When we have a traumatic experience or any stressful past event, it is believed that the rational parts of our brain shut down during that experience. The emotional driven parts of our brain and our survival instincts become activated. These strong emotions may interfere with our ability to fully process the incident and therefore, this experience may become “frozen” or locked in the emotional part of our brain. We may then be triggered in our daily lives by certain experiences, smells, sensations, etc.

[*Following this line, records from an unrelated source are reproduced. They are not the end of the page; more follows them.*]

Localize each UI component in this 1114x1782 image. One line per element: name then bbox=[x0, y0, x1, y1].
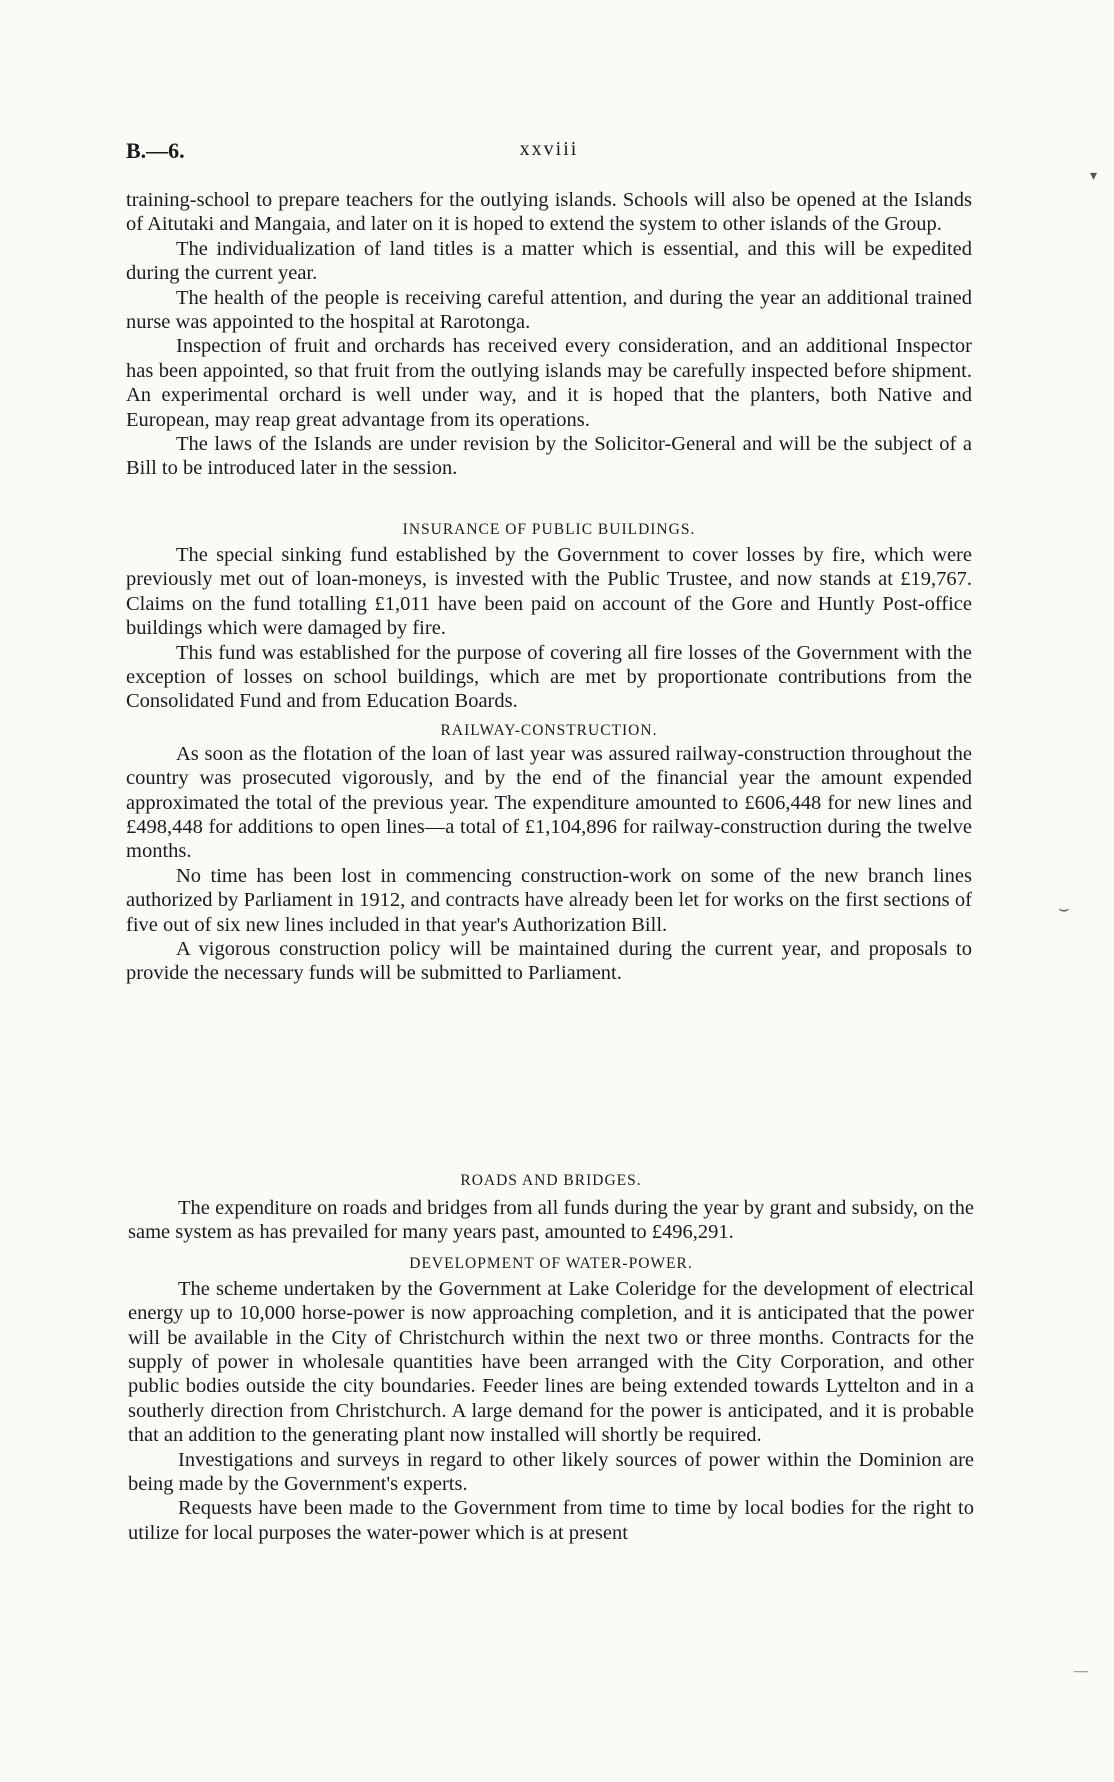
lower-body-text bbox=[128, 1170, 974, 1545]
margin-tick-mark: ▾ bbox=[1090, 169, 1098, 184]
heading-water-power: DEVELOPMENT OF WATER-POWER. bbox=[409, 1254, 693, 1272]
margin-binding-mark: ⌣ bbox=[1058, 898, 1070, 918]
paragraph-schools: training-school to prepare teachers for the outlying islands. Schools will also be opened at the Islands of Aitutaki and Mangaia, and later on it is hoped to extend the system to other islands of the Group. bbox=[126, 189, 972, 236]
page-number: xxviii bbox=[519, 138, 579, 160]
margin-dash-mark: — bbox=[1074, 1664, 1088, 1679]
paragraph-railway-expenditure: As soon as the flotation of the loan of last year was assured railway-construction throughout the country was prosecuted vigorously, and by the end of the financial year the amount expended approximated the total of the previous year. The expenditure amounted to £606,448 for new lines and £498,448 for additions to open lines—a total of £1,104,896 for railway-construction during the twelve months. bbox=[126, 742, 972, 863]
paragraph-investigations: Investigations and surveys in regard to other likely sources of power within the Dominion are being made by the Government's experts. bbox=[128, 1448, 974, 1496]
paragraph-land-titles: The individualization of land titles is a matter which is essential, and this will be expedited during the current year. bbox=[126, 237, 972, 285]
paragraph-lake-coleridge: The scheme undertaken by the Government at Lake Coleridge for the development of electrical energy up to 10,000 horse-power is now approaching completion, and it is anticipated that the power will be available in the City of Christchurch within the next two or three months. Contracts for the supply of power in wholesale quantities have been arranged with the City Corporation, and other public bodies outside the city boundaries. Feeder lines are being extended towards Lyttelton and in a southerly direction from Christchurch. A large demand for the power is anticipated, and it is probable that an addition to the generating plant now installed will shortly be required. bbox=[128, 1277, 974, 1447]
heading-insurance: INSURANCE OF PUBLIC BUILDINGS. bbox=[402, 520, 696, 538]
paragraph-fruit-inspection: Inspection of fruit and orchards has received every consideration, and an additional Inspector has been appointed, so that fruit from the outlying islands may be carefully inspected before shipment. An experimental orchard is well under way, and it is hoped that the planters, both Native and European, may reap great advantage from its operations. bbox=[126, 335, 972, 431]
paragraph-requests: Requests have been made to the Government from time to time by local bodies for the right to utilize for local purposes the water-power which is at present bbox=[128, 1497, 974, 1544]
heading-railway: RAILWAY-CONSTRUCTION. bbox=[440, 721, 658, 739]
body-text bbox=[126, 188, 972, 986]
paragraph-railway-policy: A vigorous construction policy will be maintained during the current year, and proposals to provide the necessary funds will be submitted to Parliament. bbox=[126, 937, 972, 985]
page-header bbox=[126, 138, 972, 168]
paragraph-railway-branch-lines: No time has been lost in commencing construction-work on some of the new branch lines authorized by Parliament in 1912, and contracts have already been let for works on the first sections of five out of six new lines included in that year's Authorization Bill. bbox=[126, 864, 972, 936]
paragraph-health: The health of the people is receiving careful attention, and during the year an additional trained nurse was appointed to the hospital at Rarotonga. bbox=[126, 286, 972, 334]
paragraph-insurance-fund: The special sinking fund established by the Government to cover losses by fire, which were previously met out of loan-moneys, is invested with the Public Trustee, and now stands at £19,767. Claims on the fund totalling £1,011 have been paid on account of the Gore and Huntly Post-office buildings which were damaged by fire. bbox=[126, 543, 972, 640]
paragraph-roads: The expenditure on roads and bridges from all funds during the year by grant and subsidy, on the same system as has prevailed for many years past, amounted to £496,291. bbox=[128, 1197, 974, 1244]
heading-roads: ROADS AND BRIDGES. bbox=[460, 1172, 642, 1189]
paper-reference: B.—6. bbox=[126, 138, 185, 163]
paragraph-laws: The laws of the Islands are under revision by the Solicitor-General and will be the subject of a Bill to be introduced later in the session. bbox=[126, 433, 972, 480]
paragraph-insurance-purpose: This fund was established for the purpose of covering all fire losses of the Government with the exception of losses on school buildings, which are met by proportionate contributions from the Consolidated Fund and from Education Boards. bbox=[126, 641, 972, 713]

The bilateral stimulation in EMDR is believed to help the various parts of our brain to communicate with each other more effectively so that we can unlock or unfreeze this experience and process it and resolve it. The bilateral stimulation produced in EMDR is thought to be similar to the eye movements that happen when we dream in REM (Rapid Eye Movement) sleep. When we dream, our eyes move back and forth under our eyelids. This is believed to help with processing experiences that happen in our daily lives. Through EMDR the memory will not be erased, but we will be able to access more positive ways of reframing the experience and release negative emotions associated with the experience.
EMDR is different than hypnosis. During EMDR, you will not be in an altered state that is often associated with hypnosis. You will be completely aware of what is going on during the entire session and you will have control over the process.
There are eight phases in EMDR:
Phase One: History taking and treatment planning
During this phase, your therapist will gather information about your history. You will be asked a variety of questions related to your experiences, behaviors, emotions, and any concerns. A treatment plan will then be jointly made for EMDR to begin. An important difference to note in EMDR history taking is that you will not be required to provide verbal details of the traumatic event. The most important to know here are the emotions and sensations you experience.
Phase Two: Preparation
During Preparation the therapist will assess your resources for coping with strong emotions that may arise during EMDR sessions or in-between sessions. Time will be taken to teach and practice healthy coping and self-care skills if needed. This stage is also a time when the EMDR process will be introduced. You will learn what to expect and can address any questions.
Phase Three: Assessment
During this phase your therapist will clarify the specific problem area what will be targeted in EMDR. You will be walked through in discussing the image that best represents this problem, how it negatively makes you think about yourself, how you would like the view yourself, what emotions you have revolving around it, and any bodily sensations it produces.
Phase Four: Desensitization
During Desensitization the therapist will begin to use bilateral stimulation on the target problem. In-between sets of bilateral stimulation your therapist will be checking in with your level of disturbance related to the target problem. The length of this phase will vary depending on the issue that needs to be resolved.
Phase Five: Installation
During Installation you will focus on the positive belief you chose to replace the negative beliefs about yourself related to the target problem. During this phase we want to strengthen the positive belief about yourself and link it with the old problem.
Phase Six: Body Scan
This phase focuses on any lingering physical sensations connected to the problem. You will mentally scan your body for any residual tension related to the issue being addressed. Any sensations will be targeting with bilateral stimulation until they are resolved.
Phase Seven: Closure
The goal is to leave the session feeling better than before. If the target problem was not resolved in any particular session, you will be walked through some relaxation skills. Relaxation and coping skills will be reviewed for you to use in-between sessions as well. Reprocessing may continue to occur in-between sessions, so your therapist will ask you to keep note of any new or unusual experiences you have until you return for your next session.
Phase Eight: Re-evaluation
During this phase your therapist will review any material that you gathered in-between sessions. You will review previously targeted problem areas. You and your therapist will decide if old material needs additional reprocessing or if you go onto reprocessing new material.